Pragmatic population-based observational studies using robust data sources provide a needed perspective into real-world clinical problems. To this end, Kerfeld and colleagues highlight both the prevalence of postoperative anemia in a transfused non–cardiac surgery patient population and the fact that the level of anemia at discharge did not have an appreciable impact on many major postdischarge outcomes. Their study also underlines the power of integrating routinely collected electronic health and medical data sources rather than relying on the time-consuming process of manual data collecting. The efficiency of utilizing existing health informatics systems should be considered and adopted in clinical trials where appropriate. As the authors note, their findings support further research to evaluate approaches to prevent severe anemia after surgery. More broadly, we would suggest that their findings support the evaluation of acceptable levels of anemia tolerance in non–cardiac surgery populations. Given the inherent limitations of observational studies in transfusion medicine, randomized clinical trials are needed to properly answer such questions.

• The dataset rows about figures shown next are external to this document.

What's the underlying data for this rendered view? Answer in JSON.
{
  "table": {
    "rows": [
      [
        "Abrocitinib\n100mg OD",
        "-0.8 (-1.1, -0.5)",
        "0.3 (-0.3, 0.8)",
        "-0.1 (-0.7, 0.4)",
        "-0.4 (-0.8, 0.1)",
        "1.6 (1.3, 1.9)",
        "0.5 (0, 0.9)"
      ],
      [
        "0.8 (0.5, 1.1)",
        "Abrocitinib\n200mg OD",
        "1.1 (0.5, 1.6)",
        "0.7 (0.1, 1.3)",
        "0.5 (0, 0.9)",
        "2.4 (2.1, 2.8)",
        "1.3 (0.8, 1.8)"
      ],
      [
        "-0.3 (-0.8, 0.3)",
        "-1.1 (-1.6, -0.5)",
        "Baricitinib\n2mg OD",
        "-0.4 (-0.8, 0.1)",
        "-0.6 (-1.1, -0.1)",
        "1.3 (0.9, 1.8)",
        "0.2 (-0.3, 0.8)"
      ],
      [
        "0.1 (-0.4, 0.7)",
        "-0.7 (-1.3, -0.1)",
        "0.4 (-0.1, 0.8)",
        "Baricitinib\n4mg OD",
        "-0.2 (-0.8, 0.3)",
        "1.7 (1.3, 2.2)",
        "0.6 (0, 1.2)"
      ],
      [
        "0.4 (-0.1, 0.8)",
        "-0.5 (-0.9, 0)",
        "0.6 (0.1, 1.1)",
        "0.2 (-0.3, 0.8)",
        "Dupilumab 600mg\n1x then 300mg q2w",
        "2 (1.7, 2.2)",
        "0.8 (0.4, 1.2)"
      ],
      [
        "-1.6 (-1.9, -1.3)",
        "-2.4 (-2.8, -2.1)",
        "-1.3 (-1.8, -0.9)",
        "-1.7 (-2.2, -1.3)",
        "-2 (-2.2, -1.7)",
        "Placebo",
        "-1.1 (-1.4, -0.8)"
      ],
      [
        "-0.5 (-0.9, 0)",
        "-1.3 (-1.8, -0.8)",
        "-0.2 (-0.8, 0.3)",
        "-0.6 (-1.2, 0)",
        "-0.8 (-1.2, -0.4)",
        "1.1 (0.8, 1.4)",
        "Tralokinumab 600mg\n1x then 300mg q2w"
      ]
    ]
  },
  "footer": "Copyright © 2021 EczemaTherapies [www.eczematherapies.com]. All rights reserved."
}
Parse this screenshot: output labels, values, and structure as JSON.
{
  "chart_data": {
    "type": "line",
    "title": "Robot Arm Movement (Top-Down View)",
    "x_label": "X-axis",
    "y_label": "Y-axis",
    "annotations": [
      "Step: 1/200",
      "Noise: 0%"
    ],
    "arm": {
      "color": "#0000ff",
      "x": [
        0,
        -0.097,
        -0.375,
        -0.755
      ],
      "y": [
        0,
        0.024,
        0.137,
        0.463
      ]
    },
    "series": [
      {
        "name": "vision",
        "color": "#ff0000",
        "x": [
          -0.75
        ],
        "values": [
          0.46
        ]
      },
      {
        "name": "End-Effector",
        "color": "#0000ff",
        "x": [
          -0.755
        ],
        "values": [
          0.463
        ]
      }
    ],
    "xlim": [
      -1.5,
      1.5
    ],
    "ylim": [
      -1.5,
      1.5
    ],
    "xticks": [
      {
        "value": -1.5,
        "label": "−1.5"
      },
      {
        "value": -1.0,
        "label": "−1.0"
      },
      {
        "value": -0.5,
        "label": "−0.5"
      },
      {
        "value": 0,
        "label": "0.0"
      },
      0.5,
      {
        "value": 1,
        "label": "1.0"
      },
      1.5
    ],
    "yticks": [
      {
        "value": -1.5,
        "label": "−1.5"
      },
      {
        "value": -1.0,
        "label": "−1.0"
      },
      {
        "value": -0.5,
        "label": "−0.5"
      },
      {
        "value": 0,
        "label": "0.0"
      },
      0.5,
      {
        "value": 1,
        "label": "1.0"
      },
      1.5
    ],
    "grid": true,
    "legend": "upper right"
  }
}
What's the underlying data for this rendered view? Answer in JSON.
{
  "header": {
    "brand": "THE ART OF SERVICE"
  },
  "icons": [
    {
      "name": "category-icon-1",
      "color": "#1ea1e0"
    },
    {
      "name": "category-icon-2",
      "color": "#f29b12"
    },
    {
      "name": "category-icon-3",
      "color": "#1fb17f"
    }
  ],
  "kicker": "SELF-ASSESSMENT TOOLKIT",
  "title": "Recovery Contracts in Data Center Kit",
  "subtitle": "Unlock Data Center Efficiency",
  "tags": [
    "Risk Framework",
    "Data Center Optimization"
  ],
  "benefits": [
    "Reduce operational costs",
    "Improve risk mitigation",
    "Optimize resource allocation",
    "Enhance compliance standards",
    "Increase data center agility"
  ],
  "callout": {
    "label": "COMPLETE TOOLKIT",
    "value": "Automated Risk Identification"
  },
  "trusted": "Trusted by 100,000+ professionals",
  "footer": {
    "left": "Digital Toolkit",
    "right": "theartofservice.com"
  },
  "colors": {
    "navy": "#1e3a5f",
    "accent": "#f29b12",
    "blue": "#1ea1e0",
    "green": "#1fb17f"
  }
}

Despite a burden of more than 300 million surgical procedures and millions of blood transfusions administered each year, there remain significant evidence gaps as to when physicians should transfuse perioperatively.¹⁶ Kerfeld and colleagues have helped identify such a gap in non–cardiac surgery and underscore variability in perioperative transfusion practice even within a single center. Their study supports a call for randomized trials evaluating the clinical impact of perioperative blood management strategies including prophylactic agents and Hb thresholds. Doing so will improve patient outcomes and reduce potentially wasteful and inappropriate variation in perioperative transfusion practice and management.